Вадим, как слепой, хватаясь за мебель и книжные полки, наступая на разбросанные тома, дошел до своей койки и сунулся носом в прохладную скомканную подушку. Ощупью натянул на голову тонкое байковое одеяло и вдавливал мокрое от слез лицо в перьевую подушку до тех пор, пока, казалось, нос не расплющился в лепешку. И тогда откуда-то изнутри, от живота вырвался звериный хриплый вой…

2. Широка страна моя родная…

Кто там? - спросил из-за двери настырный девчоночий голос. Это была Верка Хитрова. Белосельские обычно открывали дверь, не спрашивая, кто пришел.

- Не узнаешь? Или пускать не хочешь? - пробурчал Вадим, глядя на девочку в узкую щель приоткрытой двери на цепочке. Дома у них цепочки не было, да и запор всего один. Отец воров не боялся, а те, кого следовало опасаться, и сквозь стены проникнут… Так отец говорил.

- Ой, Вадик! - обрадованно воскликнула круглоглазая Верка, пропуская его в полутемную прихожую, - Ты и вправду какой-то другой…

- Дай чего-нибудь пошамкать, - грубовато сказал Вадим, сообразив, что Веркиных родителей нет дома, иначе ее крикливая мать уже выскочила бы из комнаты.

- Пойдем на кухню… Есть ветчина и яйца вкрутую.

- Хлеба бы… и стакан чаю.

- Я все, Вадя, знаю, - семеня босиком впереди него по длинной прихожей, говорила девочка. - Твоих родителей позавчера арестовали и будет их судить какая-то жуткая "тройка"… Чего раньше-то не приходил?

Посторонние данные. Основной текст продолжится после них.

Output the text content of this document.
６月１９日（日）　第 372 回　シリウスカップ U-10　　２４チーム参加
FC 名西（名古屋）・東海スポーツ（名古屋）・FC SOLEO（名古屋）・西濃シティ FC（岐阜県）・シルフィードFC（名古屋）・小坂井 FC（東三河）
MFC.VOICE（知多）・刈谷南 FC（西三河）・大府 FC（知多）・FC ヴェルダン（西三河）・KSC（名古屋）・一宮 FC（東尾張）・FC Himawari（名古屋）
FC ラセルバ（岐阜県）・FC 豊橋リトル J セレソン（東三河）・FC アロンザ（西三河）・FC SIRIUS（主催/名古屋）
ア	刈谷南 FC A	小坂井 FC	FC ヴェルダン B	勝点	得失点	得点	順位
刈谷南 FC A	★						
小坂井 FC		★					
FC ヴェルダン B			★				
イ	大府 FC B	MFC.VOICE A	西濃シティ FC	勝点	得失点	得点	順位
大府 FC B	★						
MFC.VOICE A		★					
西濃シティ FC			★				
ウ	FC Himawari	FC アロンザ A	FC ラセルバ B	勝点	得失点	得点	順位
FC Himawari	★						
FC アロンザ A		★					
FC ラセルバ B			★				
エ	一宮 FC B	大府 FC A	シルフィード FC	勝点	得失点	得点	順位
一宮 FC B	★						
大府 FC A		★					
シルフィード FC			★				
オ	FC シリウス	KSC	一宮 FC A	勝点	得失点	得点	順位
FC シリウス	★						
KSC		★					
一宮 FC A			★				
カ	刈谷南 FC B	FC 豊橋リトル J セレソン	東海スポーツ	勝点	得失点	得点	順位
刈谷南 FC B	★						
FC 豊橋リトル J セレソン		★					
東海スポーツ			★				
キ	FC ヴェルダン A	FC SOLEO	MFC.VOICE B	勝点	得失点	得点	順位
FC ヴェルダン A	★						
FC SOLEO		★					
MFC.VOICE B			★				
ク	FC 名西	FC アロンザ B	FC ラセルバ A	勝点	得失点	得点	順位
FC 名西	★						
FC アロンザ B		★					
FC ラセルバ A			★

На Верке короткий сарафан, тонкие белые руки в веснушках, она успела надеть синие резиновые босоножки, а белые шнурки не завязала. Она белобрысенькая, глазастая, с курносым носом. И еще у нее на щеке маленькое коричневое родимое пятно из-за чего ее в школе почему-то, назвали "синица". На прозвище она не обижалась, сама и рассказала об этом Вадиму. Учились они в разных школах, но часто встречались на их даче в Репино да и на квартирах. Дело в том, что их родители давно дружили. Отец и Арсений Владимирович Хитров работали в одном институте. Это Веркин отец отказался от Сталинской премии, из-за чего у него были большие неприятности на работе, но вот не забрали…

- Завяжи шнурки-то, - сказал Вадим, - не то наступишь и упадешь.

- Не упаду, - ответила девочка, но шнурки послушно завязала. Вадим сверху смотрел на ее узкую спину, двигающиеся острые лопатки и ждал: в прихожей вдвоем не разойтись.

Ветчина была красная с тонкой прослойкой сала, а хлеб черствый, впрочем, Вадим все съел с волчьим аппетитом, от двух крутых яиц напала икота. Он ругался про себя, со свистом втягивал воздух. Верка налила клюквенного морса, и противная икота прошла.

- Это у меня от яиц и творога, - счел нужным сказать он.

Девочка сидела на белой табуретке напротив и смотрела на него светлыми, как вода, глазами. Рот у нее розовый и маленький, а просвечивающие сквозь светлые пряди длинных волос уши - большие. Верка смотрела на него так, будто вот-вот собиралась заплакать.

- Их отпустят, - упреждая ее вопросы, сказал Вадим, - Они ни в чем не виноваты. И у нас ничего не нашли, только вещи и книги, гады, зря перерыли.

- И папа так говорит, а мама… - девочка запнулась.